Thursday, October 18, 2007

is this the tipping point for facebook?

Anybody been having problems with Facebook over the last few days and weeks?

Quite possibly. For me it's been the odd error message here and there. Today the site has decided not to send out any email notifications to me, which is odd. Meanwhile my friends' status updates page seems to fill up with people complaining they can't access their message inboxes, or write on people's walls.

And well, it all seems a little too familiar.

Familiar because, we were all here a couple of years ago. When Myspace was at it's peak, and then started to have a few technical difficulties. Bulletins not working, the occasional error screen - nothing too damning, but mildly irritating all the same.

And of course the spam. Mildly forgiveable at first (hey, we're a slightly above average unsigned band, can we be your friend please?), and nowadays taking a more traditional spam format (hey, I'm new to this place, I've got this other site, a webcam and slight nymphomaniac tendencies. Can we be friends please?)

And then it was sold for a ridiculously over-the-odds amount of money to News International, and sat there for a good two years barely receiving any new features, funding, or attention whilst Facebook slowly stole it's limelight.

And so I'm just wondering, when will this all happen for Facebook too?

It's certainly still enjoying the same surge in interest that Myspace had in its heyday. And generating the same stupidly lucrative takeover talk.

I've had friend requests from a couple of organisations irritatingly posing as people. And the site's equivalent of unsigned band spam (hey, we're a local clubnight promoter, please come join our group which will never top 100 members) has been around for a fair while.

So what's next? Increasingly severe breakdowns like the ones we've been getting recently? An invasion of the spambots? Lucrative buyout from a clueless snail-like old-media organisation?
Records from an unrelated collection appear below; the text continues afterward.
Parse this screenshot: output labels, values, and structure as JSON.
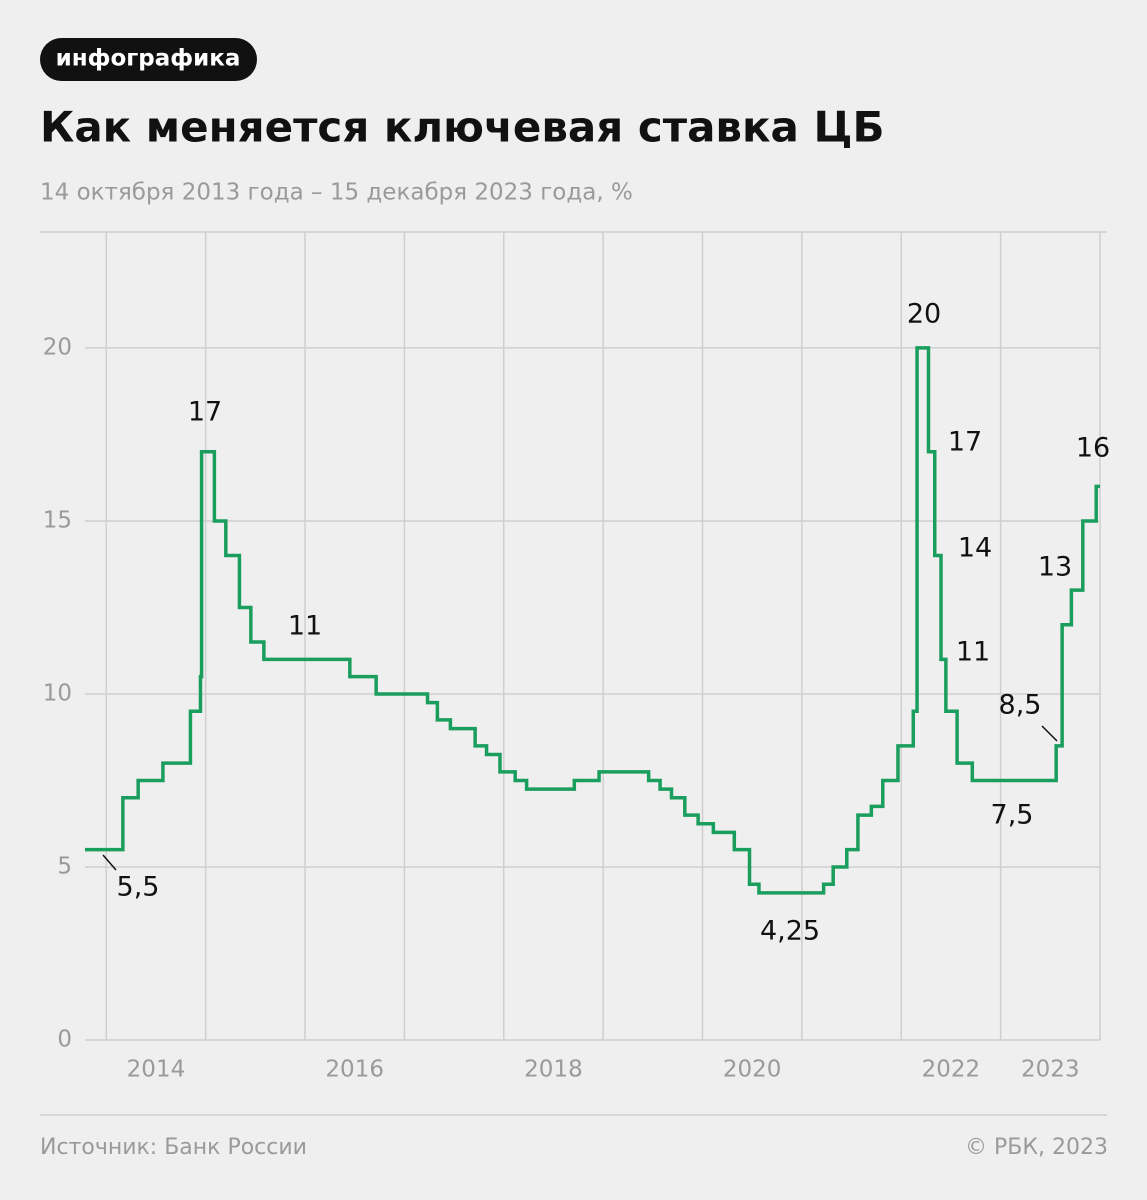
{
  "header": {
    "tag": "инфографика",
    "title": "Как меняется ключевая ставка ЦБ",
    "subtitle": "14 октября 2013 года – 15 декабря 2023 года, %"
  },
  "chart_data": {
    "type": "line",
    "step": true,
    "color": "#1a9e5e",
    "x": [
      2013.786,
      2014.167,
      2014.321,
      2014.57,
      2014.847,
      2014.948,
      2014.959,
      2015.088,
      2015.203,
      2015.34,
      2015.455,
      2015.586,
      2016.451,
      2016.716,
      2017.233,
      2017.332,
      2017.463,
      2017.712,
      2017.827,
      2017.962,
      2018.115,
      2018.23,
      2018.71,
      2018.959,
      2019.458,
      2019.573,
      2019.688,
      2019.822,
      2019.956,
      2020.109,
      2020.32,
      2020.473,
      2020.568,
      2021.219,
      2021.315,
      2021.452,
      2021.564,
      2021.699,
      2021.814,
      2021.967,
      2022.121,
      2022.159,
      2022.274,
      2022.337,
      2022.4,
      2022.449,
      2022.562,
      2022.715,
      2023.559,
      2023.619,
      2023.712,
      2023.827,
      2023.962
    ],
    "values": [
      5.5,
      7,
      7.5,
      8,
      9.5,
      10.5,
      17,
      15,
      14,
      12.5,
      11.5,
      11,
      10.5,
      10,
      9.75,
      9.25,
      9,
      8.5,
      8.25,
      7.75,
      7.5,
      7.25,
      7.5,
      7.75,
      7.5,
      7.25,
      7,
      6.5,
      6.25,
      6,
      5.5,
      4.5,
      4.25,
      4.5,
      5,
      5.5,
      6.5,
      6.75,
      7.5,
      8.5,
      9.5,
      20,
      17,
      14,
      11,
      9.5,
      8,
      7.5,
      8.5,
      12,
      13,
      15,
      16
    ],
    "value_labels": [
      "5,5",
      null,
      null,
      null,
      null,
      null,
      "17",
      null,
      null,
      null,
      null,
      "11",
      null,
      null,
      null,
      null,
      null,
      null,
      null,
      null,
      null,
      null,
      null,
      null,
      null,
      null,
      null,
      null,
      null,
      null,
      null,
      null,
      "4,25",
      null,
      null,
      null,
      null,
      null,
      null,
      null,
      null,
      "20",
      "17",
      "14",
      "11",
      null,
      null,
      "7,5",
      "8,5",
      null,
      "13",
      null,
      "16"
    ],
    "xlim": [
      2013.786,
      2024
    ],
    "ylim": [
      0,
      23.35
    ],
    "xticks": [
      2014,
      2016,
      2018,
      2020,
      2022,
      2023
    ],
    "xminor": [
      2015,
      2017,
      2019,
      2021,
      2024
    ],
    "yticks": [
      0,
      5,
      10,
      15,
      20
    ],
    "grid": true
  },
  "footer": {
    "source": "Источник: Банк России",
    "copyright": "© РБК, 2023"
  }
}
I'm not sure. I'm just hope the organisation is wise enough to learn from the past mistakes of it's competitors.

People inevitably ask whether or not Facebook is just a passing fad, but in all likelihood that's probably only going to be true if a better product comes along to replace it. That's all that's happened to Myspace, and previous flash-pan successes like Friendster. Who knows how Facebook will fare?

Wednesday, October 17, 2007

my mum likes spooks

A quick hello to my mum, who's a big fan of returning BBC spy drama Spooks. She rushed in to the lounge to watch the 10:30pm showing of Spooks on BBC3 tonight. She turned it on 4 minutes late, thinking it was a repeat of the BBC1 episode that was shown at 9 o'clock, then proceeded to ponder that they seemed to have jumped straight into the plot a little quicker than usual.

It was only when I got home at 12:30 that I explained how BBC3 often broadcast the following episode of big shows shortly after their terrestrial counterparts have screened the preceding ones, and that she'd actually just watched episode 2 by mistake.

Bless.

Wednesday, October 03, 2007

nottingham city transport axe nightrider services

Here's some news that pretty much nobody else will care about apart from me: Nottingham City Transport are to end their night service buses from the 24th November, so I hear.

The services are to be replaced by buses travelling along the popular Go2 routes after midnight on Friday or Saturday nights only.

It's hardly surprising, the service must have been making a huge loss for months. Barely anybody uses the things. So it's not really their fault if they cancel them, right?

Well, wrong. Plenty of people would use them, but the operation of the services over the last few years has been a joke.

Firstly, the price. It has risen by 50p every year recently. It now stands at either £3 or £3:50 for a single ticket, I can't remember exactly because I've got a bus pass. But either way, that's a ridiculous amount of money. The only people who are going to pay it are customers who regularly get the bus on their own (read: me). If there's two or more of you, you might as well get a taxi at that price, and you'll be home a lot sooner too.

So it's hardly surprising that the amount of people using the service now has completely nosedived. Why wasn't the price kept at a more competitive level, hmm?

Secondly, marketing. Or rather, the lack of it. Hardly anybody has ever known about the existence of the night services. People don't even know of them as an option. It wouldn't have been hard, NCT: put up adverts for each Nightrider service on the applicable daytime bus routes that go to the same areas - so - advertise the 99 Nightrider service along all the daytime busses that go to Clifton, Ruddington and West Bridgford, alongside all your adverts for Skylink services and sex advice clinics.

So, the Save The Nightrider Services campaign starts here. If nothing else, I need them to get home from work during the week or I'll struggle to keep being able to work at Rescue Rooms. Are you listening, Nottingham City Transport?